The Cuban American actress speaks about her roles in the horror spoof, A Haunted House and TNT’s hit show, Dallas.
Tell us about your character in A Haunted House.
Rosa’s crazy. She’s been taking care of Malcolm (Marlon Wayans’ character) for a long time but I think she loves him for the wrong reasons. In my career I’ve played a lot of moms and a lot of housekeepers but never quite have I played someone like Rosa. This Rosa is purely from the mind of Marlon.
Is it your first time doing a spoof comedy?
It’s my first time working on a spoof comedy but it’s not my first time working with the Wayans. I worked with Damon years ago when I first started my acting career on his show, My Wife and Kids. It’s funny I also played the housekeeper named Rosa (laughs).
What can you tell us about your character, Carmen Ramos, on the new season of Dallas?
I have a son who’s coming back from the war. He’s portrayed by Kuno Becker.
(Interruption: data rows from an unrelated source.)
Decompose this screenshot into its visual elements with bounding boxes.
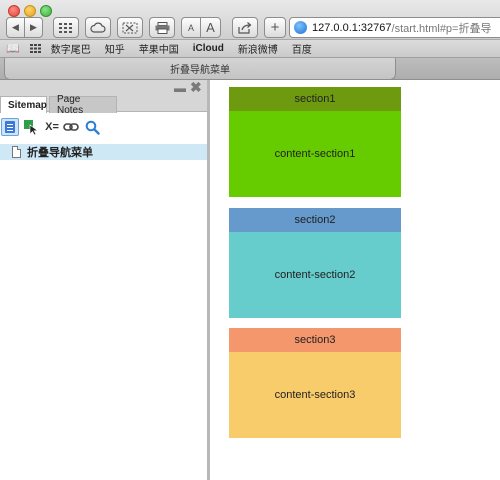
printer-icon xyxy=(155,21,169,34)
window-minimize-button[interactable] xyxy=(24,5,36,17)
tab-bar: 折叠导航菜单 xyxy=(0,58,500,80)
bookmark-item[interactable]: 苹果中国 xyxy=(139,41,179,56)
bookmark-item[interactable]: iCloud xyxy=(193,43,224,54)
tab-page-notes[interactable]: Page Notes xyxy=(49,94,117,116)
top-sites-button[interactable] xyxy=(53,17,79,38)
globe-icon xyxy=(294,21,307,34)
section-panel: section2 content-section2 xyxy=(229,208,401,318)
sitemap-page-label: 折叠导航菜单 xyxy=(27,147,93,159)
reading-list-icon[interactable]: 📖 xyxy=(6,42,20,55)
page-icon xyxy=(12,146,21,158)
browser-tab[interactable]: 折叠导航菜单 xyxy=(4,58,396,80)
new-tab-button[interactable]: + xyxy=(264,17,286,38)
bookmark-item[interactable]: 百度 xyxy=(292,41,312,56)
bookmark-item[interactable]: 数字尾巴 xyxy=(51,41,91,56)
share-button[interactable] xyxy=(232,17,258,38)
page-content: section1 content-section1 section2 conte… xyxy=(213,80,500,480)
tab-sitemap[interactable]: Sitemap xyxy=(0,96,47,113)
small-a-icon: A xyxy=(187,22,194,33)
highlight-interactive-icon[interactable] xyxy=(22,118,40,136)
url-host: 127.0.0.1:32767 xyxy=(312,21,392,34)
back-button[interactable]: ◀ xyxy=(6,17,25,38)
bookmarks-bar: 📖 数字尾巴 知乎 苹果中国 iCloud 新浪微博 百度 xyxy=(0,40,500,58)
bookmark-item[interactable]: 知乎 xyxy=(105,41,125,56)
forward-button[interactable]: ▶ xyxy=(24,17,43,38)
section-content: content-section1 xyxy=(229,111,401,197)
sitemap-page-item[interactable]: 折叠导航菜单 xyxy=(0,144,207,160)
print-button[interactable] xyxy=(149,17,175,38)
increase-text-size-button[interactable]: A xyxy=(200,17,221,38)
link-icon[interactable] xyxy=(62,118,80,136)
window-close-button[interactable] xyxy=(8,5,20,17)
bookmark-item[interactable]: 新浪微博 xyxy=(238,41,278,56)
forward-arrow-icon: ▶ xyxy=(30,22,37,32)
tab-title: 折叠导航菜单 xyxy=(170,65,230,76)
close-panel-icon[interactable]: ✖ xyxy=(190,79,202,96)
window-zoom-button[interactable] xyxy=(40,5,52,17)
section-panel: section3 content-section3 xyxy=(229,328,401,438)
search-icon[interactable] xyxy=(83,118,101,136)
web-clip-button[interactable] xyxy=(117,17,143,38)
minimize-panel-icon[interactable]: ▬ xyxy=(174,81,186,95)
section-content: content-section3 xyxy=(229,352,401,438)
icloud-tabs-button[interactable] xyxy=(85,17,111,38)
sitemap-panel: ▬ ✖ Sitemap Page Notes X= 折叠导航菜单 xyxy=(0,79,210,480)
top-sites-grid-icon[interactable] xyxy=(29,44,41,53)
cloud-icon xyxy=(90,22,106,33)
section-panel: section1 content-section1 xyxy=(229,87,401,197)
section-header[interactable]: section2 xyxy=(229,208,401,232)
section-content: content-section2 xyxy=(229,232,401,318)
share-icon xyxy=(238,21,252,34)
scissors-icon xyxy=(122,22,138,33)
panel-tab-strip: ▬ ✖ Sitemap Page Notes xyxy=(0,79,207,116)
browser-toolbar: ◀ ▶ A A + 127.0.0.1:32767 /start.html#p=… xyxy=(0,0,500,40)
large-a-icon: A xyxy=(206,20,215,35)
sitemap-toolbar: X= xyxy=(0,118,207,138)
pages-view-icon[interactable] xyxy=(1,118,19,136)
url-path: /start.html#p=折叠导 xyxy=(391,22,492,35)
plus-icon: + xyxy=(270,19,280,36)
decrease-text-size-button[interactable]: A xyxy=(181,17,201,38)
address-bar[interactable]: 127.0.0.1:32767/start.html#p=折叠导 xyxy=(289,17,500,38)
variables-icon[interactable]: X= xyxy=(42,118,62,136)
section-header[interactable]: section3 xyxy=(229,328,401,352)
section-header[interactable]: section1 xyxy=(229,87,401,111)
back-arrow-icon: ◀ xyxy=(12,22,19,32)
grid-icon xyxy=(59,22,72,33)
There are some interesting twists that are happening with the Ewing legacy—you’ll see.
How was it working with the late Larry Hagman?
On the first season I got to work with him two or three times and I cannot tell you the light that shined through his eyes, even going through chemo. He was so happy to be working. He was such a professional.
You portray a housekeeper on Dallas. How is this role different from your past housekeeper roles?
This person that Cynthia has created is the person who runs the household for these very rich people. And that’s a very big difference. They feed you; they clean your clothes, and watch over your kids. So that person has to be trusted. Carmen is trusted. She doesn’t have any pelos en la lengua. I’m playing my mother. My mother has helped me make a lot of money in my career. I think because it’s written by a Latina she understands the details of that character. Even if it just a look or a small scene you know it’s Carmen who runs this house. There’s no servitude to Carmen. She’s not a servant. She’s the CEO of that house.
Dallas has a bunch of Latino actors.
There’s a lot of Latinos on Dallas. I make a joke saying it’s the hottest Latino show on television. We are woven into the fabric into the show just like the fabric of this country. We marry white people, black people, and Chinese people. We are lawyers, doctors, and yes the person who parks your car. We’re in Congress, in the Supreme Court now. There is this beautiful symphony of Latinos on my show that it’s just a matter of fact and it’s not an issue. That’s the breath of fresh air on this show.
What’s your advice to young actors?
My biggest advice is that this is not a horse race. I waited tables, I ran a video store, I’ve taught, I’ve sold things—all of which is tools for my tool chest. Young actors get impatient. Every single moment that you have is a chance to experience something to put in your work. That’s all we have. You need to experience something to be able to access it later on in your work.
Watch Marlene Forte in A Haunted House, in theaters now, and on the season premiere of Dallas on Jan. 28 on TNT.